Ten Actions You Can Take To Mobilize Your Workforce around Your Business Strategy - Part 3

3. Engaged in What?

Our position is that it’s not enough to get employees engaged. When we work with executives who tell us they want their employees to be more engaged, we respond by asking, “Engaged in WHAT?” For example:

Scenario 1
The Situation:
An engineer is highly engaged in the current project he is working on. He puts in long hours and lots of discretionary effort and really enjoys the work. Sounds good, right?

The Problem:
The project he is working on is his pet project which has little to no strategic value to the company.

Scenario 2
The Situation:
A sales representative has good relationships with his customers and is passionate about his products. What could be better?

The Problem:
The products he is passionate about are the old products and he is hesitant to sell the new products that take the firm in a more strategic direction. The customers with whom he has relationships are long-term “friends” but he is hesitant to be proactive about establishing new relationships with customers in more strategic segments.

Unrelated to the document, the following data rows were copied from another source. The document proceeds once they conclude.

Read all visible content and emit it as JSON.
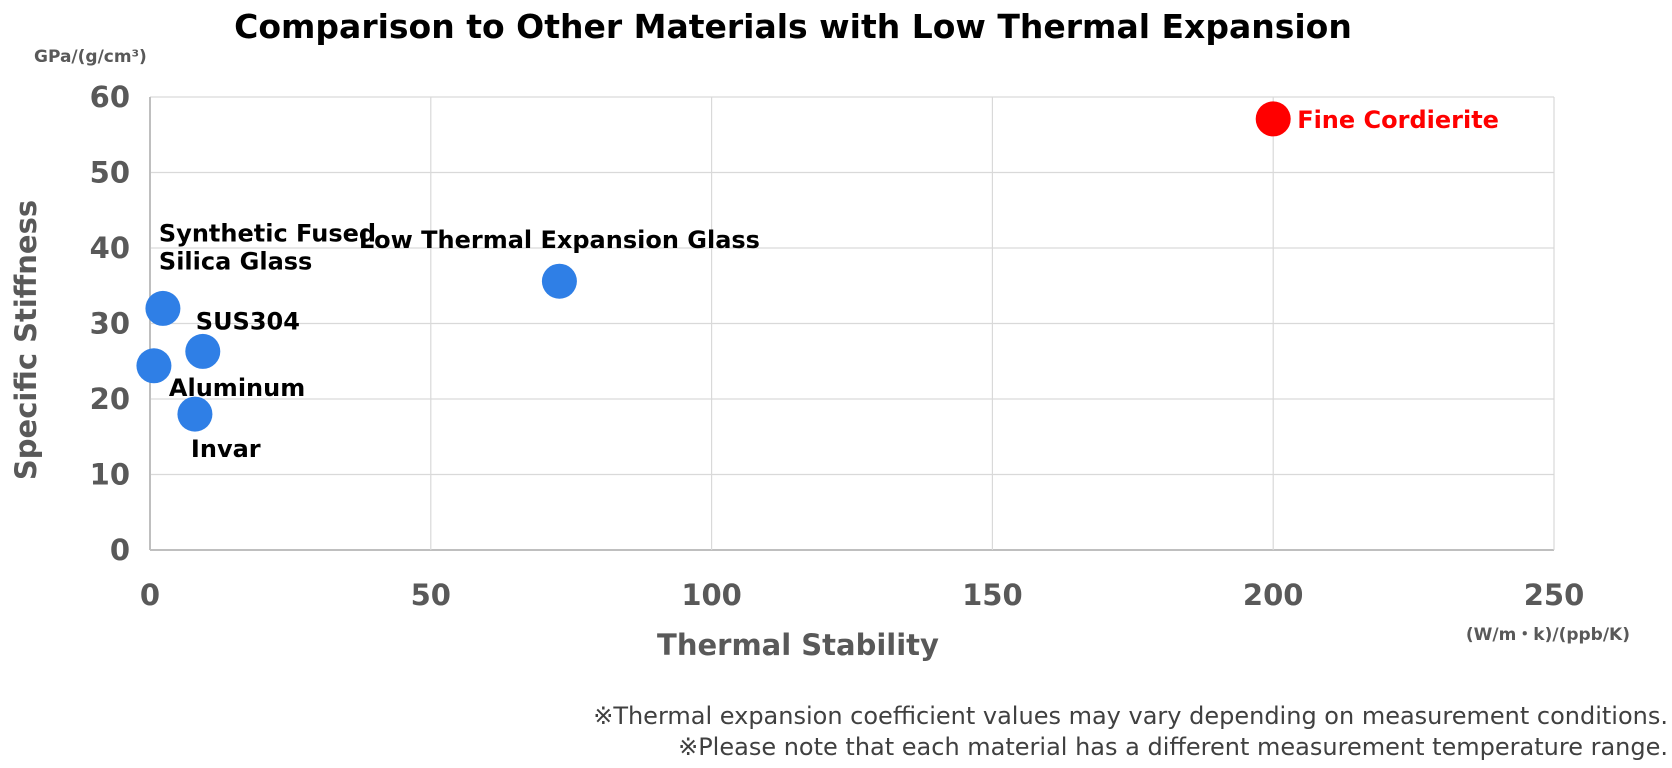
{
  "chart_data": {
    "type": "scatter",
    "title": "Comparison to Other Materials with Low Thermal Expansion",
    "xlabel": "Thermal Stability",
    "ylabel": "Specific Stiffness",
    "x_unit": "(W/m・k)/(ppb/K)",
    "y_unit": "GPa/(g/cm³)",
    "xlim": [
      0,
      250
    ],
    "ylim": [
      0,
      60
    ],
    "x_ticks": [
      "0",
      "50",
      "100",
      "150",
      "200",
      "250"
    ],
    "y_ticks": [
      "0",
      "10",
      "20",
      "30",
      "40",
      "50",
      "60"
    ],
    "grid": true,
    "points": [
      {
        "label": "Fine Cordierite",
        "x": 200,
        "y": 57.1,
        "color": "#ff0000"
      },
      {
        "label": "Low Thermal Expansion Glass",
        "x": 72.9,
        "y": 35.6,
        "color": "#2f7fe6"
      },
      {
        "label_lines": [
          "Synthetic Fused",
          "Silica Glass"
        ],
        "x": 2.3,
        "y": 32.0,
        "color": "#2f7fe6"
      },
      {
        "label": "SUS304",
        "x": 9.4,
        "y": 26.3,
        "color": "#2f7fe6"
      },
      {
        "label": "Aluminum",
        "x": 0.7,
        "y": 24.4,
        "color": "#2f7fe6"
      },
      {
        "label": "Invar",
        "x": 8.0,
        "y": 18.0,
        "color": "#2f7fe6"
      }
    ]
  },
  "notes": [
    "※Thermal expansion coefficient values may vary depending on measurement conditions.",
    "※Please note that each material has a different measurement temperature range."
  ]
}
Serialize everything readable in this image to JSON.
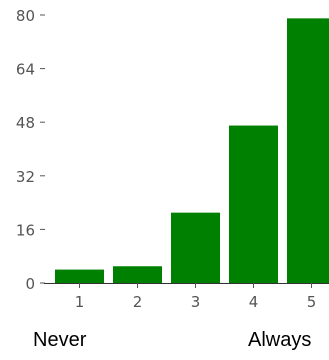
{
  "chart_data": {
    "type": "bar",
    "categories": [
      "1",
      "2",
      "3",
      "4",
      "5"
    ],
    "values": [
      4,
      5,
      21,
      47,
      79
    ],
    "ylim": [
      0,
      80
    ],
    "yticks": [
      "0",
      "16",
      "32",
      "48",
      "64",
      "80"
    ],
    "grid": false,
    "bar_color": "#008000",
    "axis_color": "#333333",
    "tick_color": "#555555"
  },
  "scale_labels": {
    "low": "Never",
    "high": "Always"
  }
}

These examples make it clear that being engaged alone is simply not sufficient. The type of engagement depicted in these scenarios is what we call “aimless engagement.” Employees are engaged, but their focus has little to do with the strategic imperatives of the business.

Organizations instead need to manufacture what we call “aligned engagement.” Aligned engagement ensures that the workforce is engaged in the strategic priorities of the organization. An organization’s strategic priorities include its:

  • New business objectives and revised work processes
  • Strategic change initiatives
  • Competitive strategy
  • Customer segmentation approaches
  • New sales strategies
  • New products and/or pricing
  • Increasing innovation
  • Enterprise system implementations
  • Reorganizations and acquisitions
  • Providing unparalleled levels of customer service
When an organization focuses on aligned engagement, initiatives are fueled by the power of a mobilized workforce that is engaged in the realization of critical strategic drivers. 

For us, getting employees engaged means aligning your workforce around your critical business objectives.


 #1 –Don’t Focus on “Aimless Engagement” Efforts: Ensure that whatever training, communication, and organizational initiatives you undertake are not generic, off-the-shelf engagement solutions. Instead, focus on building an engagement plan around your own most critical strategic imperatives.